Since American voters elected a still-divided government last Tuesday, nearly $1 trillion of wealth has been erased from global equities. The main reason for the sell-off is uncertainty over the US fiscal cliff. While many institutional investors point out that the US economy is improving and no sane politician would willfully throw America into a recession when it is just getting on its feet, the possibility of a drawn-out fight from now until New Year's Day is a very real one.

President Barack Obama will be hosting Democratic and Republican leaders in Congress at the White House this week to negotiate a compromise.

The Greek government is still waiting for a green light on its hard-won 2013 budget. After packing in still more austerity measures and labor market reforms, the troika of the International Monetary Fund, European Central Bank, and European Commission are still not in agreement over how much should ultimately be disbursed to Greece, and which investors will take the hit. Athens has a 5 billion euro bill to pay on Friday that it won't be able to meet without that crucial tranche of aid. Eurozone finance ministers will be meeting today to discuss whether to disburse the 31.5 billion euros of aid this week.

Taiwan's HTC Corp (TPE:2498) will pay licensing fees to Apple (NASDAQ:AAPL) as part of a patent lawsuit settlement. HTC's financial position has deteriorated over the past two years, as rival Samsung (KRX:005930) came out with more popular Android phones. Paying licensing fees to Apple for its patents that other original equipment manufacturers have argued are dubious could drastically hurt the company's competitiveness. For Apple, this indicates a greater willingness to compromise over patents, as opposed to Steve Jobs' vow to wage "thermonuclear war" on the Google (NASDAQ:GOOG) Android ecosystem.

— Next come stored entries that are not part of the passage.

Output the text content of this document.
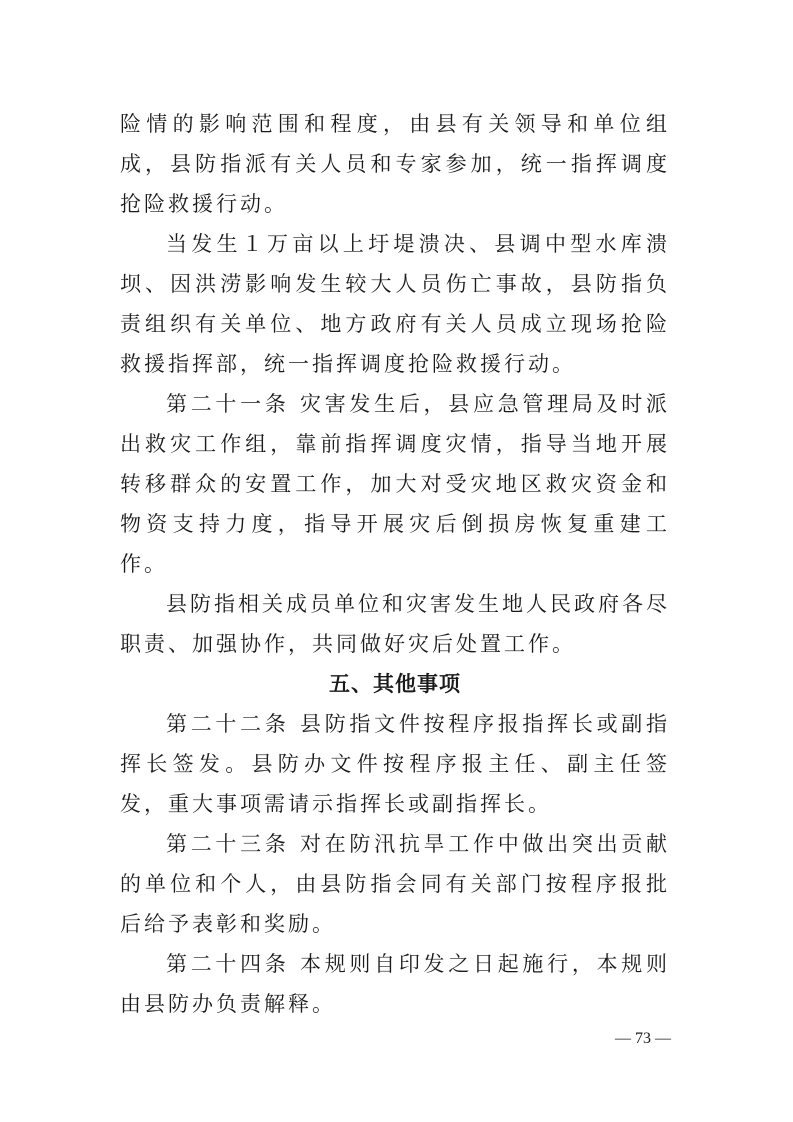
险情的影响范围和程度，由县有关领导和单位组成，县防指派有关人员和专家参加，统一指挥调度抢险救援行动。

当发生１万亩以上圩堤溃决、县调中型水库溃坝、因洪涝影响发生较大人员伤亡事故，县防指负责组织有关单位、地方政府有关人员成立现场抢险救援指挥部，统一指挥调度抢险救援行动。

第二十一条 灾害发生后，县应急管理局及时派出救灾工作组，靠前指挥调度灾情，指导当地开展转移群众的安置工作，加大对受灾地区救灾资金和物资支持力度，指导开展灾后倒损房恢复重建工作。

县防指相关成员单位和灾害发生地人民政府各尽职责、加强协作，共同做好灾后处置工作。

五、其他事项

第二十二条 县防指文件按程序报指挥长或副指挥长签发。县防办文件按程序报主任、副主任签发，重大事项需请示指挥长或副指挥长。

第二十三条 对在防汛抗旱工作中做出突出贡献的单位和个人，由县防指会同有关部门按程序报批后给予表彰和奖励。

第二十四条 本规则自印发之日起施行，本规则由县防办负责解释。

— 73 —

Japan reported a quarterly drop of 0.9% in GDP, the steepest decline in the Japanese economy since the March 2011 earthquake and tsunami. The third-largest economy dropped by 3.5% on an annualized basis in the three months ending in March, though compared to last year's it was up 0.2%. The biggest hit came from weakness in exports, which shaved off 0.7% of growth. The country's Tertiary Index, which measures activity in 13 key industries, showed 1% yearly growth in September, but slumping personal consumption and the trade spat with China that began in September could lead to another GDP dip in this quarter, officially throwing Japan into recession.

The International Energy Agency said in its World Energy Outlook 2012 report that the US could overtake Saudi Arabia as the world's top oil producer by 2017 and become a net oil exporter by 2030.

"Energy developments in the United States are profound and their effect will be felt well beyond North America – and the energy sector. The recent rebound in US oil and gas production, driven by upstream technologies that are unlocking light tight oil and shale gas resources, is spurring economic activity – with less expensive gas and electricity prices giving industry a competitive edge – and steadily changing the role of North America in global energy trade," the report said.

Renewable energy sources are expected to become the world's second-largest energy source by 2015, and will probably overtake coal by 2035, but the rapid growth of these sources "hinges critically on continued subsidies" which amounted to $88 billion in 2011.

In observance of Veterans' Day, the US bond markets are closed. There are no economic indicators due for release today.